Ab 2026 weist die AHV ein negatives Umlageergebnis auf und das Finanzierungsproblem lässt sich nicht mehr leugnen auf. Dies zeigen die heute veröffentlichten Finanzperspektiven der AHV klar und deutlich auf. Zwar fallen die Umlagedefizite aufgrund von demografischen und wirtschaftlichen Entwicklungen weniger hoch aus, als befürchtet. Trotzdem bleiben sie weiterhin klar negativ – mit laufend steigendem Defizit, sofern keine Massnahmen getroffen werden. Die Ausgangslage bleibt also besorgniserregend. Bereits im Jahr 2030 ist im Referenzszenario mit einem Defizit von rund 1,9 Milliarden Franken zu rechnen, das bis 2035 auf über 4 Milliarden Franken anwächst. Diese Entwicklung macht deutlich, dass die erste Säule weiterhin nicht auf stabilen Pfeilern steht.
Erschwerend kommt die Auszahlung der 13. AHV-Rente ab 2026 hinzu. Für die Arbeitgeber ist klar: Es braucht dringend und zwingend eine nachhaltige Finanzierungslösung für diese zusätzlichen Kosten. Ein Verschieben oder Abwarten verschärft die strukturellen Probleme der Altersvorsorge nur weiter. Aus Sicht des Schweizerischen Arbeitgeberverbands kann eine solche Lösung einzig über eine befristete Erhöhung der Mehrwertsteuer erfolgen. Damit wird die Last breit getragen – auch von jenen, die direkt von der beschlossenen AHV-Rente profitieren – und die Wettbewerbsfähigkeit des Werkplatzes Schweiz wird nicht zusätzlich durch höhere Lohnnebenkosten geschwächt. Weiter führt langfristig kein Weg an einer generellen Erhöhung des Referenzalters oder strukturellen Reformen mit ähnlicher Wirkung vorbei.
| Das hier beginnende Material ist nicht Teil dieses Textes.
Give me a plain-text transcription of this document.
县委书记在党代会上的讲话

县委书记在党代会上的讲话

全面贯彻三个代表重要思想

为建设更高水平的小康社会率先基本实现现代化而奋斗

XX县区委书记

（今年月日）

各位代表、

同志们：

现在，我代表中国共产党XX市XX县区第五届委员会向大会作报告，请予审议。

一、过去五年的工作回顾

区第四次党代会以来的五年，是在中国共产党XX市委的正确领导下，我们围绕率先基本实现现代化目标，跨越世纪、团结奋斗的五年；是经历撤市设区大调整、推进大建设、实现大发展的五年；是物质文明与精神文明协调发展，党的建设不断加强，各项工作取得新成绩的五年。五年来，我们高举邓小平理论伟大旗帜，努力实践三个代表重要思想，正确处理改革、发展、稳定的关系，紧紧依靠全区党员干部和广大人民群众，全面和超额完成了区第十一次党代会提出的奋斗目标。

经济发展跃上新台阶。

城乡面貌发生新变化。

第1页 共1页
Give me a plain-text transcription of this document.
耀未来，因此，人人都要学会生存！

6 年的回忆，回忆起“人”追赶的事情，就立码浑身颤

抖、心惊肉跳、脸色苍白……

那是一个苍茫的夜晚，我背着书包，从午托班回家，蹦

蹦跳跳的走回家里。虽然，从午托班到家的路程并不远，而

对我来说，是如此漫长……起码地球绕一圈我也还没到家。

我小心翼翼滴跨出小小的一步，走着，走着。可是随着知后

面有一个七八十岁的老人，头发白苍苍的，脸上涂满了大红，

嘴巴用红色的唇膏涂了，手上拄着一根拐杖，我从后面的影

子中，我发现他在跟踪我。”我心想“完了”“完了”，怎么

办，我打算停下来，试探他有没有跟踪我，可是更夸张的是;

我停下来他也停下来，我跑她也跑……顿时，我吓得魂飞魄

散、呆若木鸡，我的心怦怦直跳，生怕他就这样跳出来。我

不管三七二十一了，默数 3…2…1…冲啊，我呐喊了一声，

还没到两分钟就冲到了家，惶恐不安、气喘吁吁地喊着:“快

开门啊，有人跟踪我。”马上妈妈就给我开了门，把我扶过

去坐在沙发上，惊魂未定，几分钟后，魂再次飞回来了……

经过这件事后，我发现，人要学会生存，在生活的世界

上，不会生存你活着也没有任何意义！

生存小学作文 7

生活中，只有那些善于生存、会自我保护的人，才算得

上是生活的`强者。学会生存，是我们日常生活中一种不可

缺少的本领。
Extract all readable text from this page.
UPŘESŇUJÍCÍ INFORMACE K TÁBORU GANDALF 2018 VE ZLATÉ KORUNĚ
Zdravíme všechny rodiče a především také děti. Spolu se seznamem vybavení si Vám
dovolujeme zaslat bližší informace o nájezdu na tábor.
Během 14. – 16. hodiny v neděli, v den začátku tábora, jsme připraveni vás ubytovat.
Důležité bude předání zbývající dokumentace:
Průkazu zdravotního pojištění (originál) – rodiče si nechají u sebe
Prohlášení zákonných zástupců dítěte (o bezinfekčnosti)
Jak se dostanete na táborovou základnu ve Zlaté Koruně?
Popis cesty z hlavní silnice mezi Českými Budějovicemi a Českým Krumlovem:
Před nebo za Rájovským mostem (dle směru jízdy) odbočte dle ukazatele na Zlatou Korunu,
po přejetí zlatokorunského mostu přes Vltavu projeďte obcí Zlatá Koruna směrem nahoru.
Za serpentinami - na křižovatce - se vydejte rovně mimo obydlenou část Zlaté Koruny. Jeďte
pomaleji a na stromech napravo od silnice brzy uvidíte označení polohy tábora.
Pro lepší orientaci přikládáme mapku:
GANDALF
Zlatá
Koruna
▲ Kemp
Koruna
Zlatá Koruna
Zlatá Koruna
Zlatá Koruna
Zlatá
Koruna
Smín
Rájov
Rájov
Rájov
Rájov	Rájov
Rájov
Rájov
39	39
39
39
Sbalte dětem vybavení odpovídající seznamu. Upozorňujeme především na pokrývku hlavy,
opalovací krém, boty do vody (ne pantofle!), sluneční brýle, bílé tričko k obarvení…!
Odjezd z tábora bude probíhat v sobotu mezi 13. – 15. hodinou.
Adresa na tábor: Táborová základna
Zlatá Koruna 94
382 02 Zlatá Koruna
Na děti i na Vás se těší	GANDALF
Einen weiteren unnötigen Sozialausbau gilt es zu vermeiden. Allen voran die Volksinitiative zur Aufhebung des Ehegatten-Plafonds bei der AHV-Rente. Denn diese würde erneut mit 3,6 bis 4,1 Milliarden Franken jährlich zu Buche schlagen. Gleichzeitig zeigen die Prognosen zur Invalidenversicherung (IV) eine zunehmend schwierige Lage, die ebenfalls politisches Handeln erfordert: Besonders der Anstieg der Neurenten bei jüngeren Versicherten ist besorgniserregend und verlangt eine vertiefte Analyse sowie wirksame Massnahmen.